The Hawaii Tourism Authority issued a statement on Friday opposing Gov. Neil Abercrombie’s suggestion that the state’s hotel-room tax should be increased to help with state finances.
The HTA, however, backed keeping the tax at 9.25 percent beyond its July 2015 expiration date.
An increase to the TAT would negatively affect Hawai‘i’s competitive position in the marketplace by putting an additional tax on our visitors. This could cause us to lose momentum in the significant gains in visitor arrivals and spending experienced over the past three years. We need to ensure the continued success of our industry for the state’s economy to be sustainable.
Hawai‘i is a leisure destination, where the visitor’s spending is discretionary. As such, our visitor market is price-sensitive, and any increase could drive a traveler to a competing destination. An increase to the TAT will only diminish Hawai‘i’s ability to compete in a price-sensitive market.
Currently, the visitor industry supports more than 166,000 jobs and we anticipate this number to grow this year. However, we are still well below the peak of more than 178,000 jobs in 2005, and the TAT increase could cause a loss of jobs in the tourism sector.
Visitors contribute an average of $196 in per person per day spending, which adds up to approximately $1,800 per person per trip. These expenses are inclusive of the 14.0% hotel room tax, which include the 4.712% GET and current 9.25% TAT. Should the TAT increase to 11.25%, hotel room taxes would then jump to 16.0%.
Instead of increasing the TAT, we believe that by investing in opportunities to maintain market share and diversify our tourism profile in the leisure and meetings, conventions and incentive (MCI) markets to our established and emerging major market areas, we can generate greater revenue that will benefit the entire state. We will also continue our efforts to maintain and expand airlift and neighbor island distribution, improve the cruise ship arrival program, build on the experiential assets of our people, place and culture, and support career development for our youth – all of which are an investment into the state.
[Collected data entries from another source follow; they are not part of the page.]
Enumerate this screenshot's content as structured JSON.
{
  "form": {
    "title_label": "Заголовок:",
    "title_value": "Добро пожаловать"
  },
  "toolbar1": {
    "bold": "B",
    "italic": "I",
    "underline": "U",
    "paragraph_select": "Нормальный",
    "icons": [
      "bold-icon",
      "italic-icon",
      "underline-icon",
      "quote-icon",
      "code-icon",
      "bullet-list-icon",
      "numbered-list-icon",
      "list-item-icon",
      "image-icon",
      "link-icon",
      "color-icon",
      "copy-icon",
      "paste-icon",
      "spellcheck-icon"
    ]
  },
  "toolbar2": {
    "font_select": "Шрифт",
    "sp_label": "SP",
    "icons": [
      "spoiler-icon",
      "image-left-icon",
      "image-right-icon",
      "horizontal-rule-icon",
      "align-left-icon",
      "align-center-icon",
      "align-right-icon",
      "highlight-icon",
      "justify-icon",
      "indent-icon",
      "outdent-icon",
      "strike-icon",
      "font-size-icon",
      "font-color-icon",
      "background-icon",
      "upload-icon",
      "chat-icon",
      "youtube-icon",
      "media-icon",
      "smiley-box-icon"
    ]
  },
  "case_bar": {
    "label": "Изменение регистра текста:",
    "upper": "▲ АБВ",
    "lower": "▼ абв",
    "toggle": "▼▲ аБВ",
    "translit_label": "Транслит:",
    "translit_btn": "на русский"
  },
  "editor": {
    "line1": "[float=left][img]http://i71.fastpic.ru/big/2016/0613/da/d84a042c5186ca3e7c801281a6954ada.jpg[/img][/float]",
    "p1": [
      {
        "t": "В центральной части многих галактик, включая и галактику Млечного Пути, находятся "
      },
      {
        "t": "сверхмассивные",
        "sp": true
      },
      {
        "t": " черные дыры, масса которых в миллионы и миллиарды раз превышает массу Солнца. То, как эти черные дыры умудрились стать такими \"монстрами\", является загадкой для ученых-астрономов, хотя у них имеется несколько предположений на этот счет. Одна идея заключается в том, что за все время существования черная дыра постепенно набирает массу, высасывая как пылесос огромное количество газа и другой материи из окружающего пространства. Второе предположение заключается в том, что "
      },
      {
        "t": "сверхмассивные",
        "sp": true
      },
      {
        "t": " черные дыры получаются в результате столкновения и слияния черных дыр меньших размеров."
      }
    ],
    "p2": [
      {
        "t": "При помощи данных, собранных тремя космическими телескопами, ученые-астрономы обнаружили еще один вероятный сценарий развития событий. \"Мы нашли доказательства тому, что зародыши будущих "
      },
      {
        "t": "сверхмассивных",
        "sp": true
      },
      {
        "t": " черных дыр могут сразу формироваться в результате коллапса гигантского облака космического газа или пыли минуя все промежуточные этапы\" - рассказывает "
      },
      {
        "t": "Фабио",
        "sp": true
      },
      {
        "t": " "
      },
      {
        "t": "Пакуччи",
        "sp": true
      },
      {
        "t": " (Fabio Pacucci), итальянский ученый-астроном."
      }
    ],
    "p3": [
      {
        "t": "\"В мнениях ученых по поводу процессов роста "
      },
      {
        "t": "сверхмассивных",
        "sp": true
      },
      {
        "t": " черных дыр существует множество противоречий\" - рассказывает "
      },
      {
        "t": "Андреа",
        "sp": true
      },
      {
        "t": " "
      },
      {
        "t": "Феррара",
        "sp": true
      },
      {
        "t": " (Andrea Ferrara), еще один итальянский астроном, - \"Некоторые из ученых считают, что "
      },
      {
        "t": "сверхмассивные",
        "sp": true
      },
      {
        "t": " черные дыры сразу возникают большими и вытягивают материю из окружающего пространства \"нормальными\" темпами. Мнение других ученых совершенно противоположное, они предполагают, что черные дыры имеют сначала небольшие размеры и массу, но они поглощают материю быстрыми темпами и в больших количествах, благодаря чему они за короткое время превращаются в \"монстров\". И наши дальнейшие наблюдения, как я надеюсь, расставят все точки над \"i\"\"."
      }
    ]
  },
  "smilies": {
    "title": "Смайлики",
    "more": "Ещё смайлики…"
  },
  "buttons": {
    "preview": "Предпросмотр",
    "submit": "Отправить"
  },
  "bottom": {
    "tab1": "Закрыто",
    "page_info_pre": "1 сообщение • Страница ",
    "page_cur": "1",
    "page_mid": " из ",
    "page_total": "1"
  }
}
While we do not support increasing the TAT, we do support keeping the rate at 9.25 percent beyond the current sunset date, provided the cap of $71 million on HTA funding is removed. If legislation passes, the HTA will receive 23.5 percent of the TAT, a 3.5 percent increase in the funding level, which would be reinvested into the Hawaiian Islands brand and would allow us to further market, develop and support Hawai‘i’s tourism economy, which was the original intent of the creation of the TAT.